- 30.09.2015 00:00
Hiçbir yargı kararı olmadan, keyfi şekilde ‘Paralel’ diye suçladığı Bugün TV, Mehtap TV ve Samanyolu’nu sözde özel Tivibu’dan iktidarın talimatı doğrultusunda çıkarmak onlarda...
Kürtçe yayın yapan Dicle Haber Ajansı ile Azadiye Welat gazetesinin merkezini sudan bir sebeple basıp 32 çalışanını gözaltına aldırmak onlarda…
İktidarı kızdırmayayım diye ekran ve sayfalarını Kürtlere kapatan, beyefendiyi rahatsız edecek haber yapmamaya özen gösteren Aydın Doğan’a, PKK’lı, Paralelci, Almancı, Amerikancı diye daldırmak da onlarda…
Dönüp bakarsanız, kepaze yayın yapan Havuz Medyası ile sosyal medyada beyefendiyi eleştirenleri küfür bombardımanına tutan Aktroller dışında kimseyi beğenmiyorlar.
Hep övgü bekliyor, bir tek eleştiriyi kaldıramıyorlar. Yolsuzluklarını yazanlardan nefret ediyorlar.
İktidarı kaybetme korkusunun iyice paronayaklaştırdığı iktidar kadroları, başta Kürt medyası olmak üzere tüm muhalifleri susturmak için seferber oldu.
SİNDİRMEK SUSTURMAK...
Amaç, 1 Kasım’da hileyle hurdayla da olsa tek başına iktidar olacak sayıyı yakalamak ve Meclis’te hesap verme sıkıntısından kurtulmak. Her gün çıkıp “PKK’yı ezdik” diye naralar atan, ardından verilen şehitleri görmezden gelenler en çok Kürt coğrafyasında ölen sivillerin haberlerini yapan DİHA’dan rahatsızdı. Terörist diye yaftaladığı insanların aslında bebek veya yaşlı kadınlar olduğunun ortaya çıkmasını istemiyordu.
Dünya değiştiği için artık gazeteler, matbaaları ve binalarıyla havaya uçurulamıyor. Onun yerine çalışanları gözaltına alınıp tutuklanıyor. Mehmet Baransu, Hidayet Karaca, Gültekin Avcı derken şimdi 32 gazete ve ajans çalışanı birden gözaltında.
Haklarında Cumhurbaşkanı’na hakaretten dava açılan benim gibi isimlerle, soruşturmaları süren onlarca gazeteci de cabası.
Sindirmek, korkutmak, susturmak ve de keyiflerince hüküm sürmek istiyorlar ama nafile çaba.
GERÇEKLERDEN KORKANLAR...
Teknolojinin ulaştığı bu aşamada özgür sesleri kısmak mümkün değil.

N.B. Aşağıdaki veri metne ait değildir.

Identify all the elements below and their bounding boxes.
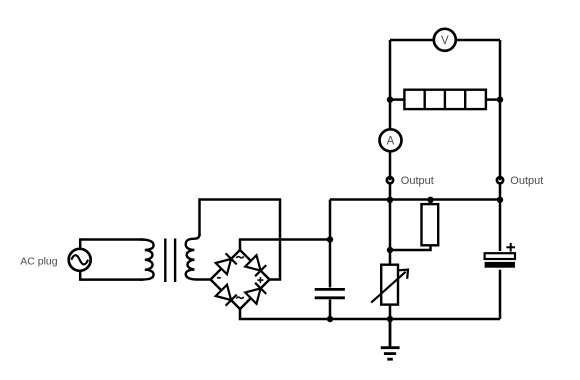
bridge bottom stub and negative bus: [240, 309, 500, 319]
svg-text:V: V: [441, 35, 449, 47]
resistor block R (4 segments): [390, 90, 500, 109]
wire AC loop top: [80, 238, 143, 241]
diode D2 (T-R): [245, 255, 266, 276]
wire AC loop bottom: [80, 278, 143, 281]
capacitor C1: [313, 288, 347, 300]
diode D1 (L-T): [216, 253, 237, 274]
resistor R1: [390, 200, 438, 251]
svg-text:AC plug: AC plug: [20, 256, 58, 268]
bridge top stub and wire to C1 node: [240, 240, 330, 251]
transformer T1 core: [164, 239, 166, 283]
wire C1 branch vertical: [329, 200, 332, 320]
voltmeter V: [434, 29, 456, 51]
bridge polarity labels: [217, 256, 264, 298]
output terminal right: [497, 176, 503, 183]
left rail: [389, 40, 392, 319]
transformer T1 primary winding: [140, 240, 154, 280]
wire AC loop left: [79, 238, 82, 280]
top bus: [330, 198, 500, 201]
diode D3 (L-B): [216, 285, 237, 306]
ground: [381, 319, 400, 359]
capacitor C2 polarized: [482, 243, 518, 270]
AC source: [69, 249, 91, 271]
svg-text:A: A: [387, 136, 395, 148]
transformer T1 secondary winding: [186, 234, 211, 280]
svg-text:Output: Output: [401, 175, 434, 187]
ammeter A: [380, 129, 402, 151]
top wire: [390, 39, 500, 42]
junction dots: [327, 96, 503, 322]
output terminal left: [387, 176, 393, 183]
svg-text:Output: Output: [510, 175, 543, 187]
diode D4 (B-R): [245, 283, 266, 304]
wire secondary top loop to bridge + vertex: [200, 200, 281, 280]
rheostat R2: [371, 265, 408, 305]
right rail: [499, 40, 502, 319]
bridge rectifier diamond sides: [211, 250, 270, 309]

Gerçek, tıpkı dağdan gelen kar suları gibi yatağını bulup sonunda hedefine ulaşıyor. Nehrin denize kavuşması gibi, geniş yığınlarla bir şekilde buluşuyor.
Gerçeklerden, ayıbı ve açığı olan korkar…
AKP özellikle son beş yılda yaptığı haksızlık, hukuksuzluk ve yolsuzlukların hesabını vermekten korkuyor. Gazeteler doğruları yazar, televizyonlar doğruları söylerse gidişleri hızlanır diye düşünüyor.
Ama öyle değil…
Bakın, kimse artık şehit düşen evladının arkasından “Vatan sağolsun” diyerek sessizce sineye çekmiyor. Rütbeli subayların yakınları bile isyan edip bu savaşın nedenini sorguluyor.
Çünkü artık can verenler kentli çocuklar. Geleceğe dair umutları, geride bıraktığı şeyler olan insanlar. Gariban köylüler gibi sessizce gitmiyorlar. Üstelik gazeteler böyle istediği için olmuyor bu, halk doğruyu gördüğü için oluyor. Sonları geldi.